Międzynarodowe Stowarzyszenie Lekkoatletyczne (World Athletics) ogłosiło przełomową decyzję dotyczącą nagród dla zwycięzców igrzysk olimpijskich. W swoim ogłoszeniu WA informuje, że złoci medaliści Igrzysk Olimpijskich w Paryżu otrzymają rekordową kwotę 50000 dolarów w każdej z 48 konkurencji.
Całkowita pula nagród to 2.4 miliona dolarów. World Athetics podkreśla, że celem tego posunięcia jest docenienie wysiłku i poświęcenia, jakie sportowcy podejmują w drodze do osiągnięcia najwyższych celów.
„Chociaż nie da się wycenić wartości rynkowej zdobycia medalu olimpijskiego ani zaangażowania, jakiego potrzeba, aby reprezentować kraj na igrzyskach olimpijskich, uważam, że ważne jest, abyśmy od czegoś zaczęli i upewnili się, że część wygenerowanych przez naszych sportowców przychodów, zwraca się bezpośrednio tym, którzy sprawiają, że Igrzyska są spektaklem o zasięgu globalnym” – powiedział Sebastian Coe – szef World Athletics.
Nagrody dla złotych medalistów olimpijskich są kolejnym krokiem dzielenia się zyskami ze sportowcami i związkami sportowymi. Wcześniej World Atheltics przekazało krajowym federacjom dodatkowe 5 milionów dolarów rocznie, które mają być przeznaczone na projekty rozwoju lekkoatletyki.
W przypadku zwycięskiej sztafety kwota 50000 dolarów ma być rozdzielona w ramach całego zespołu.
W planach Wolrd Athletics jest wprowadzenie nagród dla wszystkich medalistów Igrzysk Olimpijskich, nie tylko tych, którzy zdobędą złote medale, jednak ta decyzja zapadnie dopiero przed Igrzyskami Olimpijskimi w 2028 roku w Los Angeles.

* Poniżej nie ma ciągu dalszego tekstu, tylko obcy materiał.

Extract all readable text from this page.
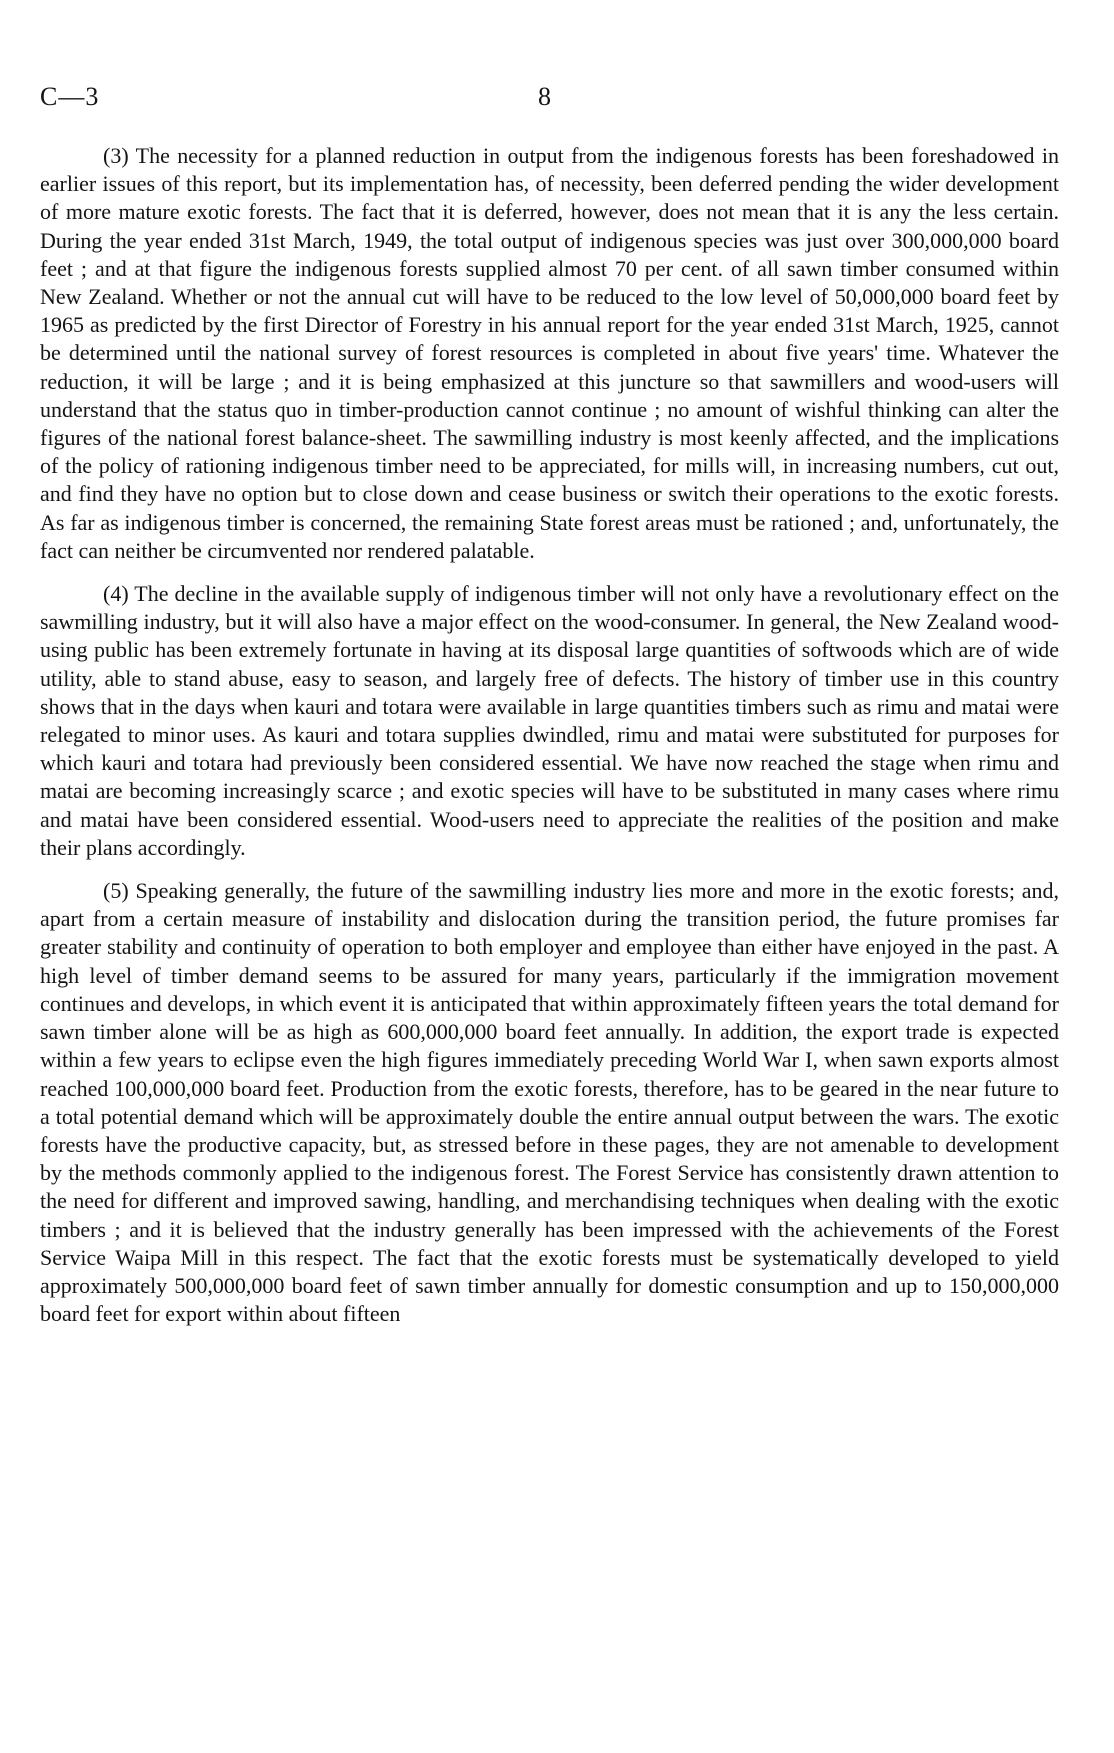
C—3	8

(3) The necessity for a planned reduction in output from the indigenous forests has been foreshadowed in earlier issues of this report, but its implementation has, of necessity, been deferred pending the wider development of more mature exotic forests. The fact that it is deferred, however, does not mean that it is any the less certain. During the year ended 31st March, 1949, the total output of indigenous species was just over 300,000,000 board feet ; and at that figure the indigenous forests supplied almost 70 per cent. of all sawn timber consumed within New Zealand. Whether or not the annual cut will have to be reduced to the low level of 50,000,000 board feet by 1965 as predicted by the first Director of Forestry in his annual report for the year ended 31st March, 1925, cannot be determined until the national survey of forest resources is completed in about five years' time. Whatever the reduction, it will be large ; and it is being emphasized at this juncture so that sawmillers and wood-users will understand that the status quo in timber-production cannot continue ; no amount of wishful thinking can alter the figures of the national forest balance-sheet. The sawmilling industry is most keenly affected, and the implications of the policy of rationing indigenous timber need to be appreciated, for mills will, in increasing numbers, cut out, and find they have no option but to close down and cease business or switch their operations to the exotic forests. As far as indigenous timber is concerned, the remaining State forest areas must be rationed ; and, unfortunately, the fact can neither be circumvented nor rendered palatable.

(4) The decline in the available supply of indigenous timber will not only have a revolutionary effect on the sawmilling industry, but it will also have a major effect on the wood-consumer. In general, the New Zealand wood-using public has been extremely fortunate in having at its disposal large quantities of softwoods which are of wide utility, able to stand abuse, easy to season, and largely free of defects. The history of timber use in this country shows that in the days when kauri and totara were available in large quantities timbers such as rimu and matai were relegated to minor uses. As kauri and totara supplies dwindled, rimu and matai were substituted for purposes for which kauri and totara had previously been considered essential. We have now reached the stage when rimu and matai are becoming increasingly scarce ; and exotic species will have to be substituted in many cases where rimu and matai have been considered essential. Wood-users need to appreciate the realities of the position and make their plans accordingly.

(5) Speaking generally, the future of the sawmilling industry lies more and more in the exotic forests; and, apart from a certain measure of instability and dislocation during the transition period, the future promises far greater stability and continuity of operation to both employer and employee than either have enjoyed in the past. A high level of timber demand seems to be assured for many years, particularly if the immigration movement continues and develops, in which event it is anticipated that within approximately fifteen years the total demand for sawn timber alone will be as high as 600,000,000 board feet annually. In addition, the export trade is expected within a few years to eclipse even the high figures immediately preceding World War I, when sawn exports almost reached 100,000,000 board feet. Production from the exotic forests, therefore, has to be geared in the near future to a total potential demand which will be approximately double the entire annual output between the wars. The exotic forests have the productive capacity, but, as stressed before in these pages, they are not amenable to development by the methods commonly applied to the indigenous forest. The Forest Service has consistently drawn attention to the need for different and improved sawing, handling, and merchandising techniques when dealing with the exotic timbers ; and it is believed that the industry generally has been impressed with the achievements of the Forest Service Waipa Mill in this respect. The fact that the exotic forests must be systematically developed to yield approximately 500,000,000 board feet of sawn timber annually for domestic consumption and up to 150,000,000 board feet for export within about fifteen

Ciekaw jestem, ja zareagowałby Ten na którego tak chętnie powołują się nie tylko komitety olimpijskie, czyli wielki Pierre de Coubertin.

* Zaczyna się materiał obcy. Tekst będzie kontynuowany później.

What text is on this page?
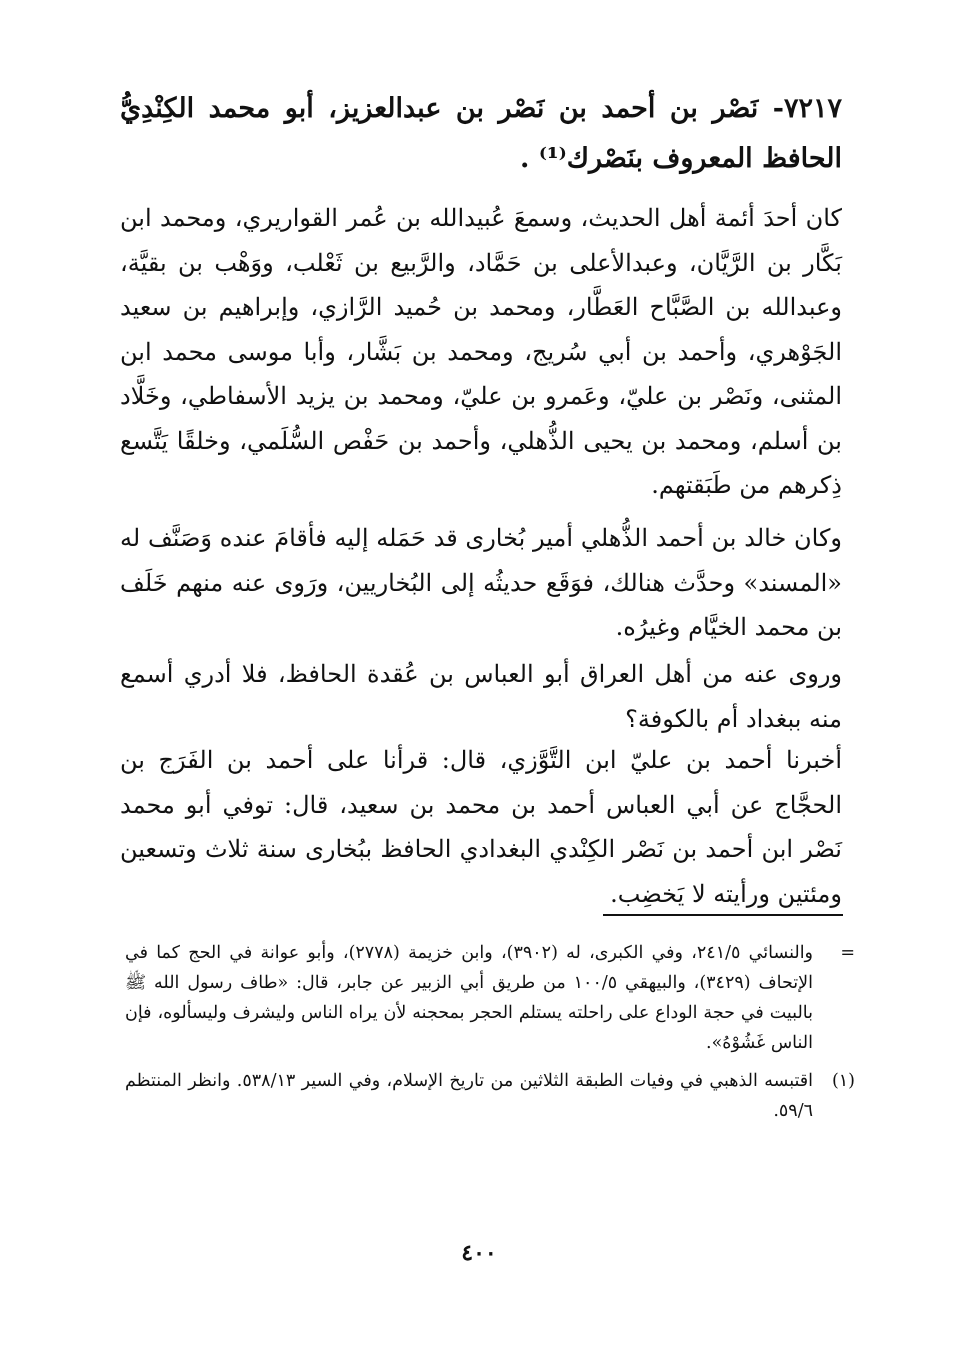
٧٢١٧- نَصْر بن أحمد بن نَصْر بن عبدالعزيز، أبو محمد الكِنْدِيُّ الحافظ المعروف بنَصْرك⁽¹⁾ .
كان أحدَ أئمة أهل الحديث، وسمعَ عُبيدالله بن عُمر القواريري، ومحمد ابن بَكَّار بن الرَّيَّان، وعبدالأعلى بن حَمَّاد، والرَّبيع بن ثَعْلب، ووَهْب بن بقيَّة، وعبدالله بن الصَّبَّاح العَطَّار، ومحمد بن حُميد الرَّازي، وإبراهيم بن سعيد الجَوْهري، وأحمد بن أبي سُريج، ومحمد بن بَشَّار، وأبا موسى محمد ابن المثنى، ونَصْر بن عليّ، وعَمرو بن عليّ، ومحمد بن يزيد الأسفاطي، وخَلَّاد بن أسلم، ومحمد بن يحيى الذُّهلي، وأحمد بن حَفْص السُّلَمي، وخلقًا يَتَّسع ذِكرهم من طَبَقتهم.
وكان خالد بن أحمد الذُّهلي أمير بُخارى قد حَمَله إليه فأقامَ عنده وَصَنَّف له «المسند» وحدَّث هنالك، فوَقَع حديثُه إلى البُخاريين، ورَوى عنه منهم خَلَف بن محمد الخيَّام وغيرُه.
وروى عنه من أهل العراق أبو العباس بن عُقدة الحافظ، فلا أدري أسمع منه ببغداد أم بالكوفة؟
أخبرنا أحمد بن عليّ ابن التَّوَّزي، قال: قرأنا على أحمد بن الفَرَج بن الحجَّاج عن أبي العباس أحمد بن محمد بن سعيد، قال: توفي أبو محمد نَصْر ابن أحمد بن نَصْر الكِنْدي البغدادي الحافظ ببُخارى سنة ثلاث وتسعين ومئتين ورأيته لا يَخضِب.
=
والنسائي ٢٤١/٥، وفي الكبرى، له (٣٩٠٢)، وابن خزيمة (٢٧٧٨)، وأبو عوانة في الحج كما في الإتحاف (٣٤٢٩)، والبيهقي ١٠٠/٥ من طريق أبي الزبير عن جابر، قال: «طاف رسول الله ﷺ بالبيت في حجة الوداع على راحلته يستلم الحجر بمحجنه لأن يراه الناس وليشرف وليسألوه، فإن الناس غَشُوْهُ».
(١)
اقتبسه الذهبي في وفيات الطبقة الثلاثين من تاريخ الإسلام، وفي السير ٥٣٨/١٣. وانظر المنتظم ٥٩/٦.
٤٠٠
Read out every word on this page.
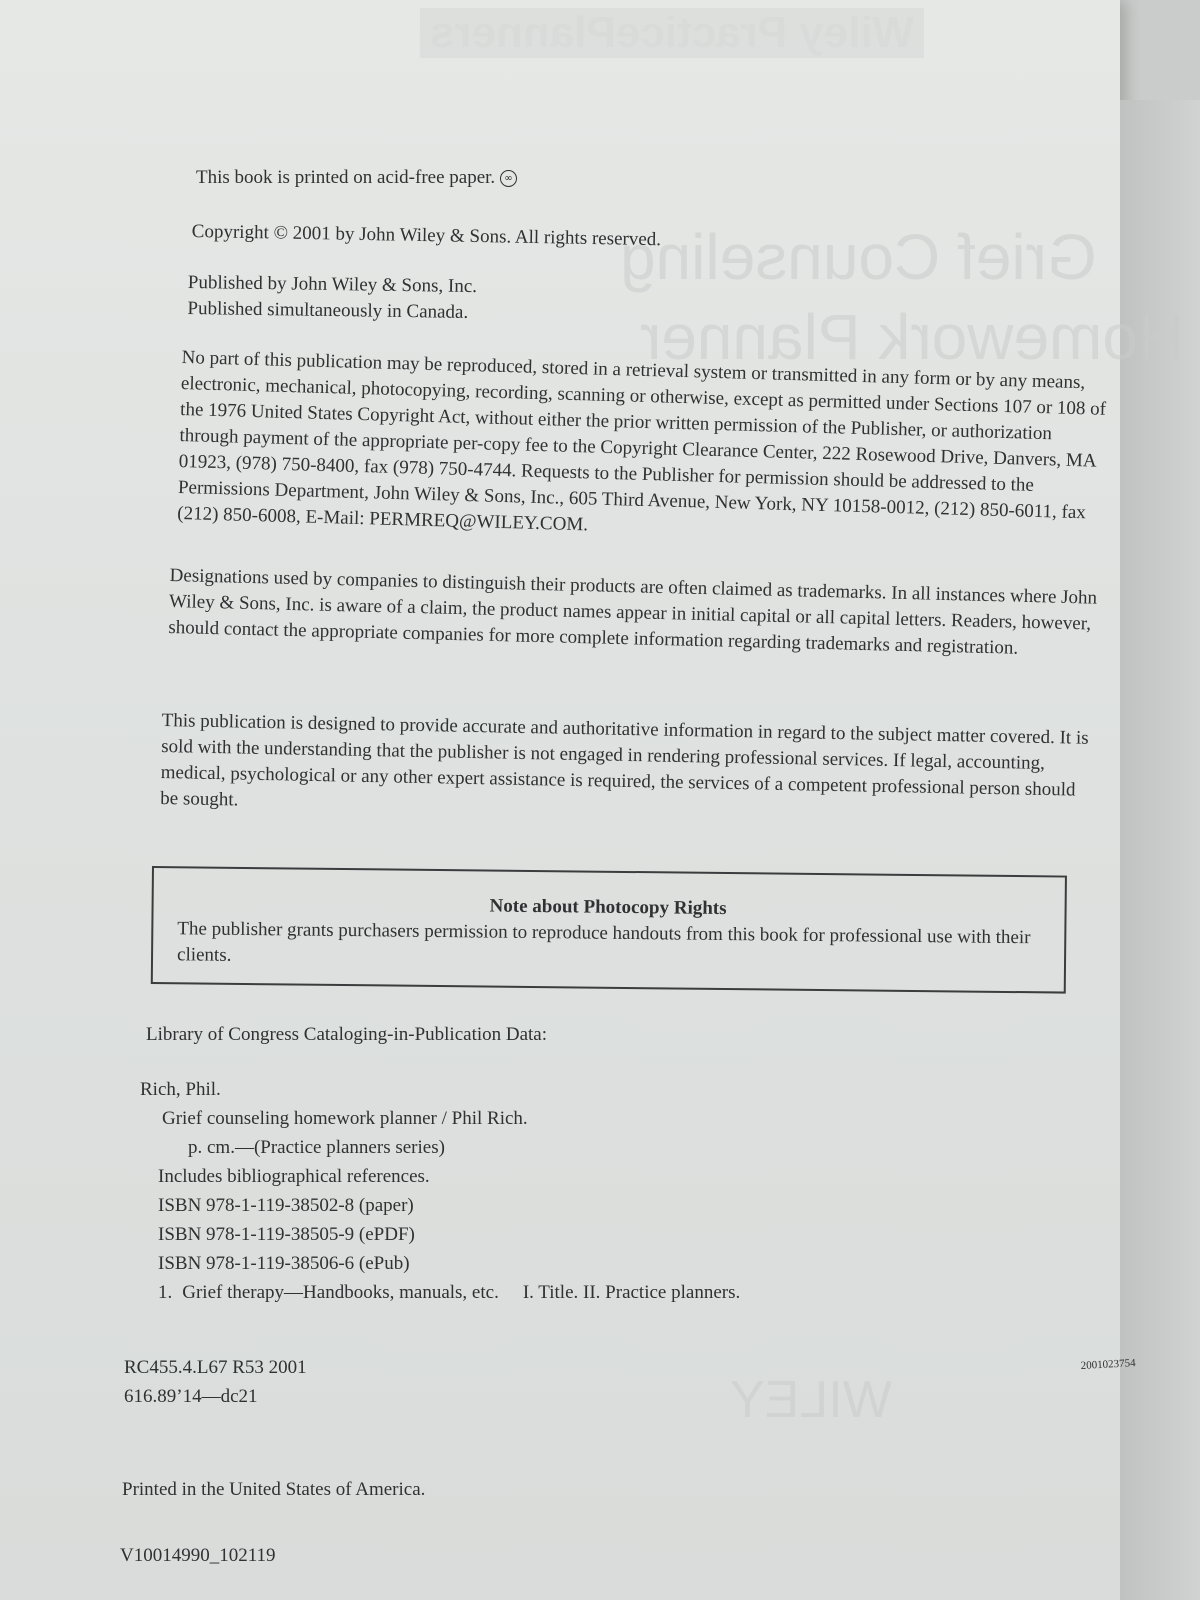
Wiley PracticePlanners
Grief Counseling
Homework Planner
WILEY

This book is printed on acid-free paper. ∞

Copyright © 2001 by John Wiley & Sons. All rights reserved.

Published by John Wiley & Sons, Inc.
Published simultaneously in Canada.

No part of this publication may be reproduced, stored in a retrieval system or transmitted in any form or by any means, electronic, mechanical, photocopying, recording, scanning or otherwise, except as permitted under Sections 107 or 108 of the 1976 United States Copyright Act, without either the prior written permission of the Publisher, or authorization through payment of the appropriate per-copy fee to the Copyright Clearance Center, 222 Rosewood Drive, Danvers, MA 01923, (978) 750-8400, fax (978) 750-4744. Requests to the Publisher for permission should be addressed to the Permissions Department, John Wiley & Sons, Inc., 605 Third Avenue, New York, NY 10158-0012, (212) 850-6011, fax (212) 850-6008, E-Mail: PERMREQ@WILEY.COM.

Designations used by companies to distinguish their products are often claimed as trademarks. In all instances where John Wiley & Sons, Inc. is aware of a claim, the product names appear in initial capital or all capital letters. Readers, however, should contact the appropriate companies for more complete information regarding trademarks and registration.

This publication is designed to provide accurate and authoritative information in regard to the subject matter covered. It is sold with the understanding that the publisher is not engaged in rendering professional services. If legal, accounting, medical, psychological or any other expert assistance is required, the services of a competent professional person should be sought.

Note about Photocopy Rights

The publisher grants purchasers permission to reproduce handouts from this book for professional use with their clients.

Library of Congress Cataloging-in-Publication Data:

Rich, Phil.
Grief counseling homework planner / Phil Rich.
p. cm.—(Practice planners series)
Includes bibliographical references.
ISBN 978-1-119-38502-8 (paper)
ISBN 978-1-119-38505-9 (ePDF)
ISBN 978-1-119-38506-6 (ePub)
1. Grief therapy—Handbooks, manuals, etc. I. Title. II. Practice planners.
RC455.4.L67 R53 2001
616.89’14—dc21
2001023754

Printed in the United States of America.

V10014990_102119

Łączna suma nagród dla 48 złotych medalistów, czyli 2,4 mln$, to mniej niż 2,3 mln€, które otrzymali nasi piłkarze jedynie za awans na ME (1/4 z 9,25 mln€ jakie otrzymał PZPN). Złoty medal to 8 mln€.

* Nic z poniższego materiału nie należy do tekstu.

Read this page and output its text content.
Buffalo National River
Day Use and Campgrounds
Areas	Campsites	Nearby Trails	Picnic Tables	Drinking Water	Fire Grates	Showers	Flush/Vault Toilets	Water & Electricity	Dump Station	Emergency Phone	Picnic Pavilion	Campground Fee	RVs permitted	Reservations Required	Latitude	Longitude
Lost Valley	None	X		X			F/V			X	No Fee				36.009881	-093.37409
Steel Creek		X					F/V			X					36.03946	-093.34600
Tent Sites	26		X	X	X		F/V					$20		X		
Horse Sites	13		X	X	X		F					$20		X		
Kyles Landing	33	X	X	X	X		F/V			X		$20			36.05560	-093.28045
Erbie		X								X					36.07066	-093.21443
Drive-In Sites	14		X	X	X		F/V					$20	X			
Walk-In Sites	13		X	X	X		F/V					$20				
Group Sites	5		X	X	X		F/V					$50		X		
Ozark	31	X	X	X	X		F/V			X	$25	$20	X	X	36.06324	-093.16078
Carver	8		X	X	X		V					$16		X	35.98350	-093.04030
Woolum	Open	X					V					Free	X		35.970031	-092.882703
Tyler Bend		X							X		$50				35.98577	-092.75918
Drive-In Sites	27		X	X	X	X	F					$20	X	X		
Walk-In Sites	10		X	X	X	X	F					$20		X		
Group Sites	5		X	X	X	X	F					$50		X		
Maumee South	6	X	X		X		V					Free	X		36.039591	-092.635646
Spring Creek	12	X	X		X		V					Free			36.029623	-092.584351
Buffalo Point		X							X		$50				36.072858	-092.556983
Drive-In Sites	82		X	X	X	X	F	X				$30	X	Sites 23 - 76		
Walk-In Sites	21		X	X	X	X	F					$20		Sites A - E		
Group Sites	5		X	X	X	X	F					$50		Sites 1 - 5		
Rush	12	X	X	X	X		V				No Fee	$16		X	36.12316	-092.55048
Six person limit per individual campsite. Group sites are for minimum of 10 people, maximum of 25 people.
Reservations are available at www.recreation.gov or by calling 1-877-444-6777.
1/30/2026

Mogli zostać piłkarzami albo tenisistami
Ale rozmawiamy o sporcie nie o żelu do włosów
Ja też ze swoimi kolegami łącznie zarabiam mniej niż taki inny kolega, ale nie mamy z tym problemu
Jakoś ciężko domyślny jesteś Nacz. Porownujesz bycie złotym medalistą w igrzyskach olimpijskich gdzie jest garstka osób, do osób na które idą dziesiątki milionów złotych, aby tylko awansować na ME po drodze przegrywając z Mołdawią.
Te dyskusję nie mają sensu, biorąc przykład Fajdka, który zwykle ma jakieś uwagi to piłkarzy to z całym szacunkiem rzut młotem nie interesuje za dużo ludzi na świecie więc dlaczego ktokolwiek ma płacić za sukcesy w tym sporcie. Oczywiście jest wolność i można sobie uprawiać różne aktywności ale także nie można się irytować że ktoś nie chce tego oglądać. Pieniądze idą za popularnością.